This morning at the BlackBerry World conference in Orlando, Florida, RIM President and co-CEO Mike Lazaridis was joined by RIM's industry partners to talk about and demonstrate the company's products and solutions in action. One of those partners was a surprise guest: Microsoft CEO Steve Ballmer, who announced Microsoft's new partnership with RIM on its BlackBerry smartphones.
Microsoft's Bing search engine will become the default search and maps provider on all new devices, said Ballmer. But it will be more than that, too. Bing will also be deeply integrated into the BlackBerry operating system, BB OS 7.
When Steve Ballmer came on stage to announce the partnership with RIM, he began by saying, "I, of course, love Windows Phone, but I won't talk about it today." Instead, he said Microsoft has decided to invest uniquely in BlackBerry platform. He noted Microsoft's partnership with RIM on online cloud services, which the company already has in place.
But the big news today was about Bing, Microsoft's search engine.

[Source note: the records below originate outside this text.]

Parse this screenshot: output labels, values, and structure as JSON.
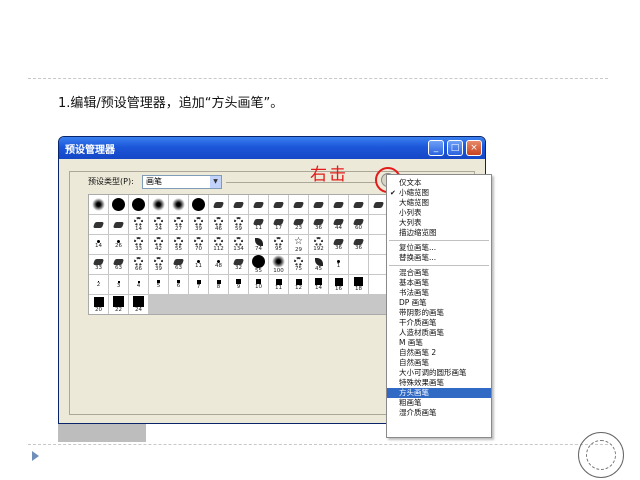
{
  "instruction": "1.编辑/预设管理器，追加“方头画笔”。",
  "callout": "右击",
  "dialog": {
    "title": "预设管理器",
    "preset_type_label": "预设类型(P):",
    "preset_type_value": "画笔",
    "menu_button_glyph": "▸",
    "window_buttons": [
      "_",
      "□",
      "×"
    ]
  },
  "brushes": [
    {
      "size": "",
      "shape": "soft"
    },
    {
      "size": "",
      "shape": "hard-large"
    },
    {
      "size": "",
      "shape": "hard-large"
    },
    {
      "size": "",
      "shape": "soft"
    },
    {
      "size": "",
      "shape": "soft"
    },
    {
      "size": "",
      "shape": "hard-large"
    },
    {
      "size": "",
      "shape": "ink"
    },
    {
      "size": "",
      "shape": "ink"
    },
    {
      "size": "",
      "shape": "ink"
    },
    {
      "size": "",
      "shape": "ink"
    },
    {
      "size": "",
      "shape": "ink"
    },
    {
      "size": "",
      "shape": "ink"
    },
    {
      "size": "",
      "shape": "ink"
    },
    {
      "size": "",
      "shape": "ink"
    },
    {
      "size": "",
      "shape": "ink"
    },
    {
      "size": "",
      "shape": "ink"
    },
    {
      "size": "",
      "shape": "ink"
    },
    {
      "size": "14",
      "shape": "splat"
    },
    {
      "size": "24",
      "shape": "splat"
    },
    {
      "size": "27",
      "shape": "splat"
    },
    {
      "size": "39",
      "shape": "splat"
    },
    {
      "size": "46",
      "shape": "splat"
    },
    {
      "size": "59",
      "shape": "splat"
    },
    {
      "size": "11",
      "shape": "ink"
    },
    {
      "size": "17",
      "shape": "ink"
    },
    {
      "size": "23",
      "shape": "ink"
    },
    {
      "size": "36",
      "shape": "ink"
    },
    {
      "size": "44",
      "shape": "ink"
    },
    {
      "size": "60",
      "shape": "ink"
    },
    {
      "size": "",
      "shape": "blank"
    },
    {
      "size": "14",
      "shape": "dot"
    },
    {
      "size": "26",
      "shape": "dot"
    },
    {
      "size": "33",
      "shape": "splat"
    },
    {
      "size": "42",
      "shape": "splat"
    },
    {
      "size": "55",
      "shape": "splat"
    },
    {
      "size": "70",
      "shape": "splat"
    },
    {
      "size": "112",
      "shape": "splat"
    },
    {
      "size": "134",
      "shape": "splat"
    },
    {
      "size": "74",
      "shape": "leaf"
    },
    {
      "size": "95",
      "shape": "splat"
    },
    {
      "size": "29",
      "shape": "star"
    },
    {
      "size": "192",
      "shape": "splat"
    },
    {
      "size": "36",
      "shape": "ink"
    },
    {
      "size": "36",
      "shape": "ink"
    },
    {
      "size": "",
      "shape": "blank"
    },
    {
      "size": "33",
      "shape": "ink"
    },
    {
      "size": "63",
      "shape": "ink"
    },
    {
      "size": "66",
      "shape": "splat"
    },
    {
      "size": "39",
      "shape": "splat"
    },
    {
      "size": "63",
      "shape": "ink"
    },
    {
      "size": "11",
      "shape": "dot"
    },
    {
      "size": "48",
      "shape": "dot"
    },
    {
      "size": "32",
      "shape": "ink"
    },
    {
      "size": "55",
      "shape": "hard-large"
    },
    {
      "size": "100",
      "shape": "soft"
    },
    {
      "size": "75",
      "shape": "splat"
    },
    {
      "size": "45",
      "shape": "leaf"
    },
    {
      "size": "1",
      "shape": "dot"
    },
    {
      "size": "",
      "shape": "blank"
    },
    {
      "size": "",
      "shape": "blank"
    },
    {
      "size": "2",
      "shape": "square"
    },
    {
      "size": "3",
      "shape": "square"
    },
    {
      "size": "4",
      "shape": "square"
    },
    {
      "size": "5",
      "shape": "square"
    },
    {
      "size": "6",
      "shape": "square"
    },
    {
      "size": "7",
      "shape": "square"
    },
    {
      "size": "8",
      "shape": "square"
    },
    {
      "size": "9",
      "shape": "square"
    },
    {
      "size": "10",
      "shape": "square"
    },
    {
      "size": "11",
      "shape": "square"
    },
    {
      "size": "12",
      "shape": "square"
    },
    {
      "size": "14",
      "shape": "square"
    },
    {
      "size": "16",
      "shape": "square"
    },
    {
      "size": "18",
      "shape": "square"
    },
    {
      "size": "",
      "shape": "blank"
    },
    {
      "size": "20",
      "shape": "square"
    },
    {
      "size": "22",
      "shape": "square"
    },
    {
      "size": "24",
      "shape": "square"
    }
  ],
  "context_menu": {
    "items": [
      {
        "label": "仅文本",
        "checked": false,
        "selected": false
      },
      {
        "label": "小缩览图",
        "checked": true,
        "selected": false
      },
      {
        "label": "大缩览图",
        "checked": false,
        "selected": false
      },
      {
        "label": "小列表",
        "checked": false,
        "selected": false
      },
      {
        "label": "大列表",
        "checked": false,
        "selected": false
      },
      {
        "label": "描边缩览图",
        "checked": false,
        "selected": false
      },
      {
        "separator": true
      },
      {
        "label": "复位画笔...",
        "checked": false,
        "selected": false
      },
      {
        "label": "替换画笔...",
        "checked": false,
        "selected": false
      },
      {
        "separator": true
      },
      {
        "label": "混合画笔",
        "checked": false,
        "selected": false
      },
      {
        "label": "基本画笔",
        "checked": false,
        "selected": false
      },
      {
        "label": "书法画笔",
        "checked": false,
        "selected": false
      },
      {
        "label": "DP 画笔",
        "checked": false,
        "selected": false
      },
      {
        "label": "带阴影的画笔",
        "checked": false,
        "selected": false
      },
      {
        "label": "干介质画笔",
        "checked": false,
        "selected": false
      },
      {
        "label": "人造材质画笔",
        "checked": false,
        "selected": false
      },
      {
        "label": "M 画笔",
        "checked": false,
        "selected": false
      },
      {
        "label": "自然画笔 2",
        "checked": false,
        "selected": false
      },
      {
        "label": "自然画笔",
        "checked": false,
        "selected": false
      },
      {
        "label": "大小可调的圆形画笔",
        "checked": false,
        "selected": false
      },
      {
        "label": "特殊效果画笔",
        "checked": false,
        "selected": false
      },
      {
        "label": "方头画笔",
        "checked": false,
        "selected": true
      },
      {
        "label": "粗画笔",
        "checked": false,
        "selected": false
      },
      {
        "label": "湿介质画笔",
        "checked": false,
        "selected": false
      }
    ]
  }
}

Ballmer announced that Bing would become the default search provider and maps provider on all future BlackBerry phones, as well as the BlackBerry PlayBook.
"Bing will actually create real value," Ballmer explained, but not just as a search option, as it turns out. Bing will also be deeply integrated into BlackBerry experience itself, he said. It will be deeply integrated into the BlackBerry OS itself. "This goes way beyond search box," Ballmer said. "It's about real tools that help real people get things done."

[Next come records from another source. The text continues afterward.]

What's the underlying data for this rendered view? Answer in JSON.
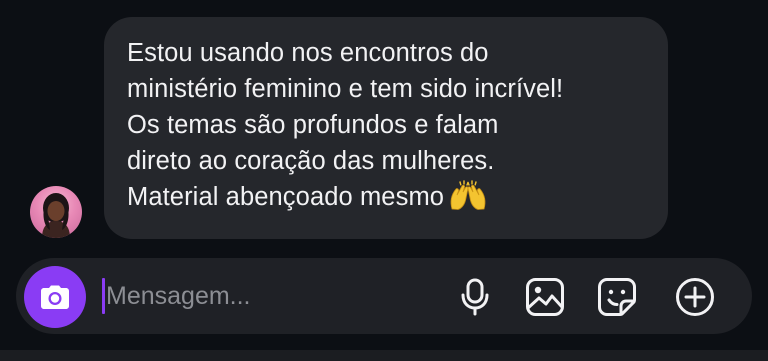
{
  "message": {
    "lines": [
      "Estou usando nos encontros do",
      "ministério feminino e tem sido incrível!",
      "Os temas são profundos e falam",
      "direto ao coração das mulheres.",
      "Material abençoado mesmo"
    ],
    "emoji": "raising-hands-emoji"
  },
  "composer": {
    "placeholder": "Mensagem...",
    "value": ""
  },
  "icons": {
    "camera": "camera-icon",
    "mic": "microphone-icon",
    "gallery": "image-icon",
    "sticker": "sticker-icon",
    "add": "plus-circle-icon"
  },
  "colors": {
    "background": "#0c0f14",
    "bubble": "#25272c",
    "composer": "#1f2126",
    "accent": "#8a3cf4",
    "text": "#f2f2f4",
    "placeholder": "#8c8e94"
  }
}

Demo: Voice-Activated Search, NFC, Maps and Photo Stitching
To give the audience a better idea of what this meant, Ballmer showed a video where a group of hipster musicians used the new Bing search features on their BlackBerry smartphones. The video included demos of voice-activated search using Bing's TellMe service as well as NFC-enabled search queries. NFC, or near field communication, is a short range wireless technology that allows you to tap your phone to read smart tags linking to online content, share data between devices, or use your phone in place of a credit or debit card at the point-of-sale, among other things.
The video also showed off Bing's street-level views in Bing Maps and a panoramic photo stitching feature, which tied multiple images together into one 360 degree view. All these demos were seen only briefly in the video, a tease of what's to come.
Afterwards, the HTML-enabled Bing mobile search application was demonstrated in more detail, showing how it can be used to do local searches. With Bing, you can read online reviews and ratings for local businesses, for example, and it even lets you use other applications right within the Bing mobile interface itself. In this particular example, OpenTable was used to book a table at a local restaurant. Other Bing features let you pull up maps, news, personal bookmarks and even local deals, which are then plotted on a map.
The Bing integration will ship on phones launched this holiday season, says Microsoft. Also a part of the partnership is preferred placement for Bing apps within BlackBerry App World's app store carousel.